Hillary Clinton’s poor judgment is grounds for pushing her out. Consider her recent threat to obliterate Iran. No, the threat was not a direct one, being as it was merely a loaded response to an equally loaded question put to her by an interviewer. But that Clinton would even take the bait–knowing full well that the National Intelligence Estimate on Iran stated flat out that Tehran is not pursuing nuclear weapons; that it abandoned any attempts to do so as long as five years ago; that its nuclear ambitions really do seem geared more toward energy production (at least for the time being); and that even if it were making weapons it would still be nearly a decade before even one successful bomb would be made–shows her willingness to be manipulated by the far right into saying and doing potentially very destructive things.
And who can forget her teary-eyed display of selfish egomania right before the New Hampshire primary, wherein she implied, so very condescendingly, that Americans are too stupid to realize how much they need her to be president–right before segueing into an attack on her chief rival’s readiness that was worthy of Karl Rove himself? These examples paint a clear portrait of someone so bent on pursuing a crown, so egotistical, that her stability (indeed, her very integrity) as a leader must be called into question. For these reasons, more than anything else and for the sake of honor, Mrs. Clinton should drop out now.
But the reasons for pressuring her to abandon her pursuit of the presidency go far beyond her moral vacuum, her willingness to say and do anything in order to be crowned president. And they have nothing to do with delegate math; Mrs. Clinton is in a far better position to win the nomination at convention than any of her underdog predecessors of the past thirty years. No one in the media pressured Ted Kennedy, Gary Hart, or Jesse Jackson to drop out of presidential races before convention–at least, not on the level pundits who have called for Clinton’s departure have done. Nor do the reasons have to do with the false allegations of racism that have plagued both Hillary and her husband, Bill, since the campaign began heating up. Indeed, if any of the presidential candidates from either political party have exploited race in a negative fashion, it is Barack Obama with his insistence on distancing himself from any and all hints of Black resentment at how this subsection of our society has been treated through America’s history.
The reasons for calling for an end to the Clinton campaign stem, I think, from an irrational hatred of the woman that runs far deeper than it has any right to. Had a man said half the things she has said, he might be allowed to slide–especially if that “man” happens to be a Republican, such as John McCain (the presumptive nominee of his party this year). What is behind this hatred? I can only guess; certainly, Americans are justifiably wary at the prospect of going twenty or more years with either a Bush or a Clinton occupying the White House. But we’ve had political dynasties before, to one degree or another, with nary a peep from the press or the public.
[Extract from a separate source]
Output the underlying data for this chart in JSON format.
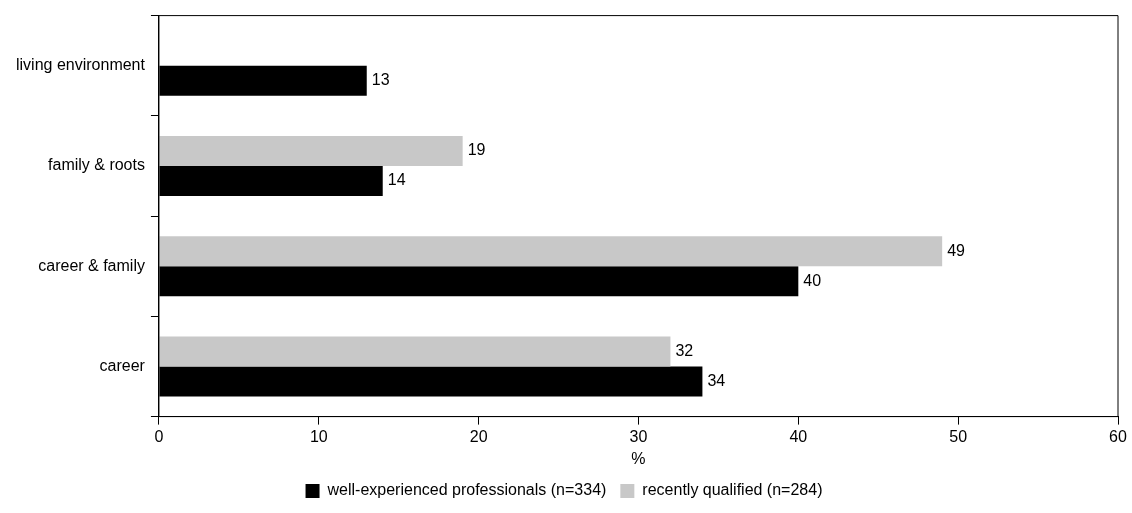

Could it be, in the end, the prospect of having a woman in power who truly, unlike any “First Lady” since Eleanor Roosevelt, dared to be more than presidential arm candy? There appears to be some justification for this theory; the intense opposition to her attempt to reform the health care system during her husband’s presidency sparked chauvinistic indignation that a woman would involve herself in presidential-level policy-making. But, again, this doesn’t really hold up, for after the public and very final defeat of Hillary’s effort to change the health insurance system, she sold out to the industry and became little more than the caricature of a “First Lady” her opponents wanted her to be. Her public involvement in Bill’s policy-making seemed to go away. She was, or so many believed, properly chastened for being uppity enough to think she could be more than a pretty face.
This hatred of Hillary Clinton is much more personal, and I don’t know why. Nor, I suspect, do those who have so relentlessly attacked her.